Friday, January 29, 2010

Negotiate or nonviolent action? Yes

Nonviolence is not shirking from engagement, and it's not an attempt to crush the opponent. It's a third way. It seeks dialog. It listens. But it also insists that it must be heard. When, for example, we tried to get Senator Ron Wyden to take some leadership on the occupation of Iraq in 2005, we did not threaten that we would shut down his office, that we would campaign against him, or anything so blustering. I prepared a little leaflet to explain that we simply felt unheard and we were determined to be able to voice our analysis and intentions to him. I titled the brochure, Nonviolence is negotiation. My inspiration came straight from Martin Luther King Jr's Letter from a Birmingham Jail. Here is an excerpt:

"You may well ask: "Why direct action? Why sit ins, marches and so forth? Isn't negotiation a better path?" You are quite right in calling for negotiation. Indeed, this is the very purpose of direct action. Nonviolent direct action seeks to create such a crisis and foster such a tension that a community which has constantly refused to negotiate is forced to confront the issue. It seeks so to dramatize the issue that it can no longer be ignored. My citing the creation of tension as part of the work of the nonviolent resister may sound rather shocking. But I must confess that I am not afraid of the word "tension." I have earnestly opposed violent tension, but there is a type of constructive, nonviolent tension which is necessary for growth. Just as Socrates felt that it was necessary to create a tension in the mind so that individuals could rise from the bondage of myths and half truths to the unfettered realm of creative analysis and objective appraisal, so must we see the need for nonviolent gadflies to create the kind of tension in society that will help men rise from the dark depths of prejudice and racism to the majestic heights of understanding and brotherhood. The purpose of our direct action program is to create a situation so crisis packed that it will inevitably open the door to negotiation. I therefore concur with you in your call for negotiation. Too long has our beloved Southland been bogged down in a tragic effort to live in monologue rather than dialogue."

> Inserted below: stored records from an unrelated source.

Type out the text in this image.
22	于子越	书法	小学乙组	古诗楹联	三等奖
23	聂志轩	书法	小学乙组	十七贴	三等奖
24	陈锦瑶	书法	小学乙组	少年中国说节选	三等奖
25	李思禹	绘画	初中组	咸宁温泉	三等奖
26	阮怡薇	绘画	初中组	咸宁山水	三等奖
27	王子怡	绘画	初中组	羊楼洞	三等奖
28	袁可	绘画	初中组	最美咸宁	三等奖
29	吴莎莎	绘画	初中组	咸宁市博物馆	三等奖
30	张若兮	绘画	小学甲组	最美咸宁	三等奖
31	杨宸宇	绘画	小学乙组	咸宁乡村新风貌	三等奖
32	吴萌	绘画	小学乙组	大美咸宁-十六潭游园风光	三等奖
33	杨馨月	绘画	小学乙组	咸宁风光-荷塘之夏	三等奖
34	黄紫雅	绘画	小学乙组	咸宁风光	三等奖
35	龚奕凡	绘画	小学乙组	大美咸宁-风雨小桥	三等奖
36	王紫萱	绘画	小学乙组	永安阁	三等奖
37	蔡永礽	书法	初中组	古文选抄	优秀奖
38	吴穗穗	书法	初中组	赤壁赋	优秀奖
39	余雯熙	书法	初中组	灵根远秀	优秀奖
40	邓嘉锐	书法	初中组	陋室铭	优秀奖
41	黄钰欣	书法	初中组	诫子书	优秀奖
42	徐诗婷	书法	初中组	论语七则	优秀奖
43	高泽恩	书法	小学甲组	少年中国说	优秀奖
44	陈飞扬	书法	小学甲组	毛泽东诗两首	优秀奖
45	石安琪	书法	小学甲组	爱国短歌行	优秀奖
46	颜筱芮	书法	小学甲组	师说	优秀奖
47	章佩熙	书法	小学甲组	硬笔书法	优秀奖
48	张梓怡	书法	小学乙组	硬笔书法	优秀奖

This approach is soft power but it is power. It is not power-over, but power-with. It seems to some as adversarial, but it actually seeks consensus and collaboration. The idea of a fine nonviolent campaign is that everyone is an ally or a potential ally.

There need be no contradiction between nonviolent action and negotiation. Indeed, it's best assessed and employed as a precursor, not a monological attempt to shout more loudly.

My friend Walter Bresette could really deliver a powerfully angry speech. When he and others used nonviolent direct action to stop trains carrying millions of gallons of acid across Bad River Ojibwe reservation in northern Wisconsin they were angling toward and achieved a seat at the negotiating table. They won their struggle. This is how we can Just Say Yes to both nonviolent action and negotiation.